According to the Park Manager, the water source is visited by cattle deteriorating the quality of water due to lack of proper fencing.
“If timely action is not taken, meeting the drinking water supply for villagers in the long run might be a problem,” he said.
Also, the project will support the restoration of traditional water sources in the sanctuary. The communities will carry out slope stabilization to reduce erosion and plant fast growing saplings on upstream areas.
Thinley Wangdi mentioned that increased demand on natural resources like timber and firewood from within and outside the sanctuary jurisdiction is leading to heavy exploitation of timber and fuel wood in some parts of the sanctuary and the issue needs to be addressed quickly.
After the project is completed, pressure on timber is expected to reduce through developing harvesting guidelines like Local Forest Management Plan, which will allow sustainable felling of timber.
One of the potential threads for the park in the near future as indicated by the Bhutan management effectiveness tracking tool plus (METT+) 2016 is climate change and severe weather.
Tracking tool plus (METT+) 2016 is a new approach to evaluate management effectiveness of protected area in Bhutan. The Bhutan METT+ 2016 is a holistic approach meticulously articulated to measure protected areas’ effectiveness to manage its biotic and abiotic resources.
SWS is located in the easternmost part of the country. It encompasses an area of 739 sq km² of alpine meadow and temperate and warm broadleaf forests.
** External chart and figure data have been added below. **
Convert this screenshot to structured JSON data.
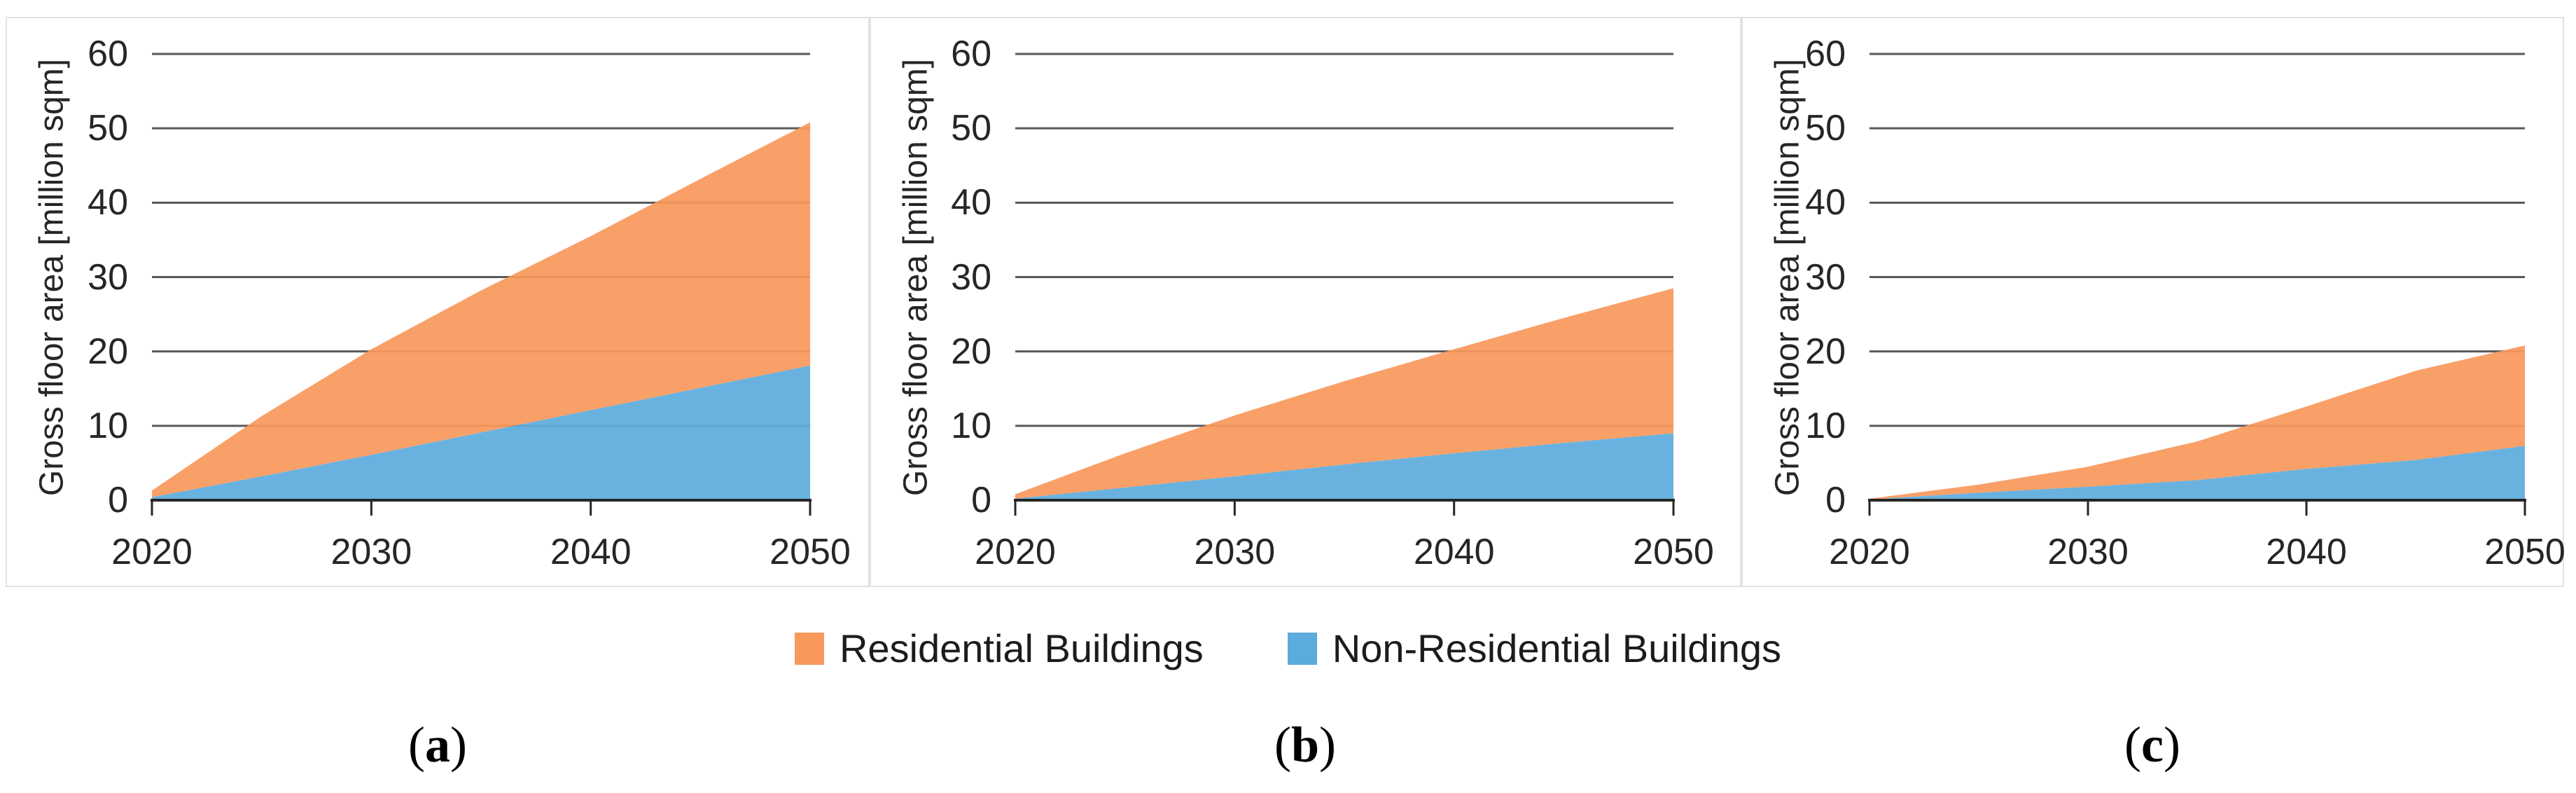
{
  "figure": {
    "background": "#ffffff",
    "panel_border_color": "#dfe2e6",
    "gridline_color": "#595959",
    "axis_color": "#262626",
    "text_color": "#1c1c1c"
  },
  "y_axis": {
    "title": "Gross floor area [million sqm]",
    "ticks": [
      0,
      10,
      20,
      30,
      40,
      50,
      60
    ],
    "range": [
      0,
      60
    ]
  },
  "x_axis": {
    "ticks": [
      2020,
      2030,
      2040,
      2050
    ],
    "range": [
      2020,
      2050
    ]
  },
  "legend": {
    "items": [
      {
        "label": "Residential Buildings",
        "color": "#F8985B"
      },
      {
        "label": "Non-Residential Buildings",
        "color": "#5CABDD"
      }
    ]
  },
  "captions": [
    {
      "text": "(a)",
      "letter": "a"
    },
    {
      "text": "(b)",
      "letter": "b"
    },
    {
      "text": "(c)",
      "letter": "c"
    }
  ],
  "chart_data": [
    {
      "panel": "a",
      "type": "area",
      "stacked": true,
      "title": "",
      "xlabel": "",
      "ylabel": "Gross floor area [million sqm]",
      "ylim": [
        0,
        60
      ],
      "xlim": [
        2020,
        2050
      ],
      "grid": true,
      "x": [
        2020,
        2025,
        2030,
        2035,
        2040,
        2045,
        2050
      ],
      "series": [
        {
          "name": "Non-Residential Buildings",
          "color": "#5CABDD",
          "values": [
            0.4,
            3.2,
            6.1,
            9.1,
            12.1,
            15.1,
            18.1
          ]
        },
        {
          "name": "Residential Buildings",
          "color": "#F8985B",
          "values": [
            0.9,
            8.1,
            14.2,
            19.1,
            23.4,
            28.1,
            32.7
          ]
        }
      ],
      "totals": [
        1.3,
        11.3,
        20.3,
        28.2,
        35.5,
        43.2,
        50.8
      ]
    },
    {
      "panel": "b",
      "type": "area",
      "stacked": true,
      "title": "",
      "xlabel": "",
      "ylabel": "Gross floor area [million sqm]",
      "ylim": [
        0,
        60
      ],
      "xlim": [
        2020,
        2050
      ],
      "grid": true,
      "x": [
        2020,
        2025,
        2030,
        2035,
        2040,
        2045,
        2050
      ],
      "series": [
        {
          "name": "Non-Residential Buildings",
          "color": "#5CABDD",
          "values": [
            0.2,
            1.7,
            3.2,
            4.8,
            6.3,
            7.7,
            9.0
          ]
        },
        {
          "name": "Residential Buildings",
          "color": "#F8985B",
          "values": [
            0.6,
            4.6,
            8.2,
            11.2,
            14.0,
            16.8,
            19.5
          ]
        }
      ],
      "totals": [
        0.8,
        6.3,
        11.4,
        16.0,
        20.3,
        24.5,
        28.5
      ]
    },
    {
      "panel": "c",
      "type": "area",
      "stacked": true,
      "title": "",
      "xlabel": "",
      "ylabel": "Gross floor area [million sqm]",
      "ylim": [
        0,
        60
      ],
      "xlim": [
        2020,
        2050
      ],
      "grid": true,
      "x": [
        2020,
        2025,
        2030,
        2035,
        2040,
        2045,
        2050
      ],
      "series": [
        {
          "name": "Non-Residential Buildings",
          "color": "#5CABDD",
          "values": [
            0.1,
            1.0,
            1.8,
            2.7,
            4.2,
            5.4,
            7.3
          ]
        },
        {
          "name": "Residential Buildings",
          "color": "#F8985B",
          "values": [
            0.1,
            1.1,
            2.7,
            5.2,
            8.4,
            12.0,
            13.5
          ]
        }
      ],
      "totals": [
        0.2,
        2.1,
        4.5,
        7.9,
        12.6,
        17.4,
        20.8
      ]
    }
  ]
}
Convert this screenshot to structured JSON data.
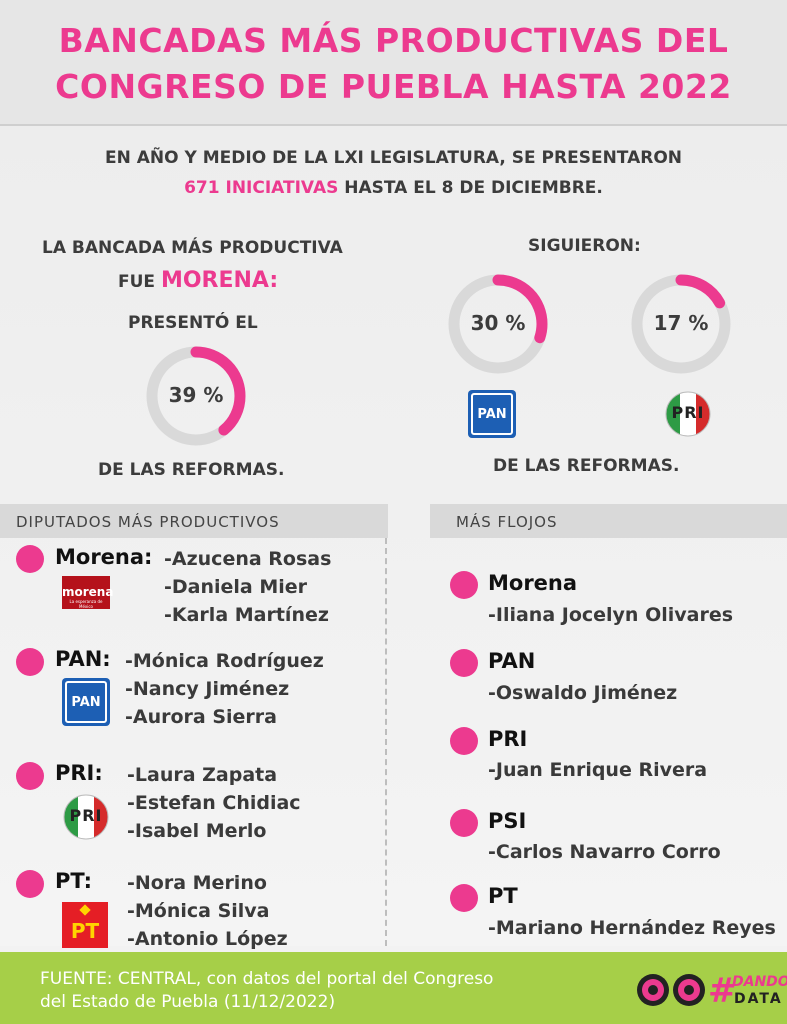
{
  "header": {
    "title_line1": "BANCADAS MÁS PRODUCTIVAS DEL",
    "title_line2": "CONGRESO DE PUEBLA HASTA 2022"
  },
  "intro": {
    "line1": "EN AÑO Y MEDIO DE LA LXI LEGISLATURA, SE PRESENTARON",
    "highlight": "671 INICIATIVAS",
    "line2_rest": " HASTA EL 8 DE DICIEMBRE."
  },
  "left_block": {
    "line1": "LA BANCADA MÁS PRODUCTIVA",
    "line2_prefix": "FUE ",
    "party": "MORENA:",
    "presented": "PRESENTÓ EL",
    "footer": "DE LAS REFORMAS."
  },
  "right_block": {
    "heading": "SIGUIERON:",
    "footer": "DE LAS REFORMAS."
  },
  "chart_data": {
    "type": "pie",
    "series": [
      {
        "name": "MORENA",
        "value": 39,
        "label": "39 %"
      },
      {
        "name": "PAN",
        "value": 30,
        "label": "30 %"
      },
      {
        "name": "PRI",
        "value": 17,
        "label": "17 %"
      }
    ],
    "ring_color": "#ec3a8f",
    "track_color": "#d9d9d9"
  },
  "logos": {
    "morena_text": "morena",
    "morena_sub": "La esperanza de México",
    "pan_text": "PAN",
    "pri_text": "PRI",
    "pt_text": "PT"
  },
  "productive": {
    "heading": "DIPUTADOS MÁS PRODUCTIVOS",
    "groups": [
      {
        "party": "Morena:",
        "names": [
          "-Azucena Rosas",
          "-Daniela Mier",
          "-Karla Martínez"
        ]
      },
      {
        "party": "PAN:",
        "names": [
          "-Mónica Rodríguez",
          "-Nancy Jiménez",
          "-Aurora Sierra"
        ]
      },
      {
        "party": "PRI:",
        "names": [
          "-Laura Zapata",
          "-Estefan Chidiac",
          "-Isabel Merlo"
        ]
      },
      {
        "party": "PT:",
        "names": [
          "-Nora Merino",
          "-Mónica Silva",
          "-Antonio López"
        ]
      }
    ]
  },
  "weak": {
    "heading": "MÁS FLOJOS",
    "groups": [
      {
        "party": "Morena",
        "name": "-Iliana Jocelyn Olivares"
      },
      {
        "party": "PAN",
        "name": "-Oswaldo Jiménez"
      },
      {
        "party": "PRI",
        "name": "-Juan Enrique Rivera"
      },
      {
        "party": "PSI",
        "name": "-Carlos Navarro Corro"
      },
      {
        "party": "PT",
        "name": "-Mariano Hernández Reyes"
      }
    ]
  },
  "footer": {
    "line1": "FUENTE: CENTRAL, con datos del portal del Congreso",
    "line2": "del Estado de Puebla (11/12/2022)",
    "brand_hash": "#",
    "brand_1": "DANDO",
    "brand_2": "DATA"
  },
  "colors": {
    "pink": "#ec3a8f",
    "green_footer": "#a6cf48",
    "pan_blue": "#1d5fb4",
    "pri_green": "#2d9b45",
    "pri_red": "#d52b2b",
    "morena_red": "#b5121b",
    "pt_red": "#e51e25",
    "pt_yellow": "#ffd400"
  }
}
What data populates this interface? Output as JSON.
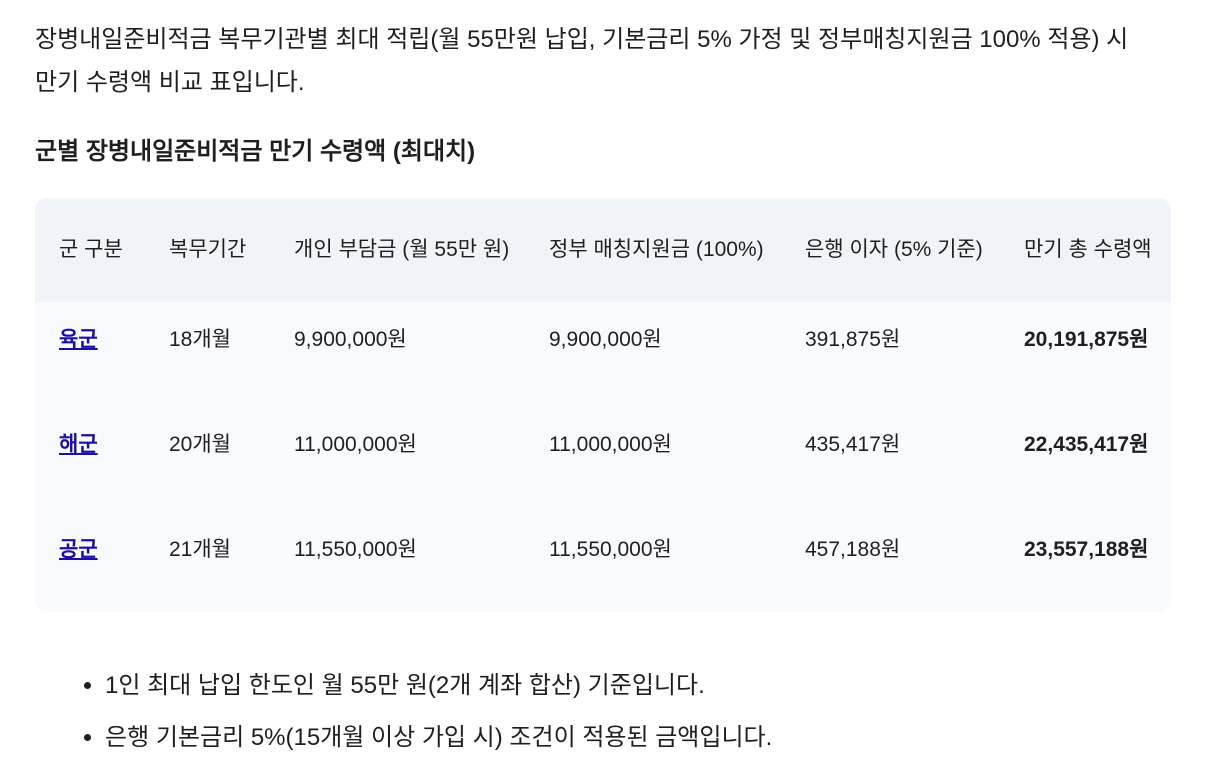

Three major rivers- Manaschhu, Badachhu and Dhansirichhu – have their origin here.
Red panda, Himalayan black bear, Wild dog, Snow leopard, Barking deer, and Himalayan red fox plus avifaunal species like Assamese macaque, Blood pheasant, Grey backed shrike, Grey headed woodpecker, Common hoopoe, Rufous vented tit and Dark breasted rose finch form the primary fauna in the sanctuary. Bhutan’s national flower, the Blue Poppy is also found here as well as Rhododendrons, Primulas, Gentiana and Cordyceps.
SWS is home to the much talked about villages- Merak and Sakteng. The inhabitants of these villages- the Brokpas have a unique way of life. They are basically nomads rearing yaks and herds of cattle for sustenance.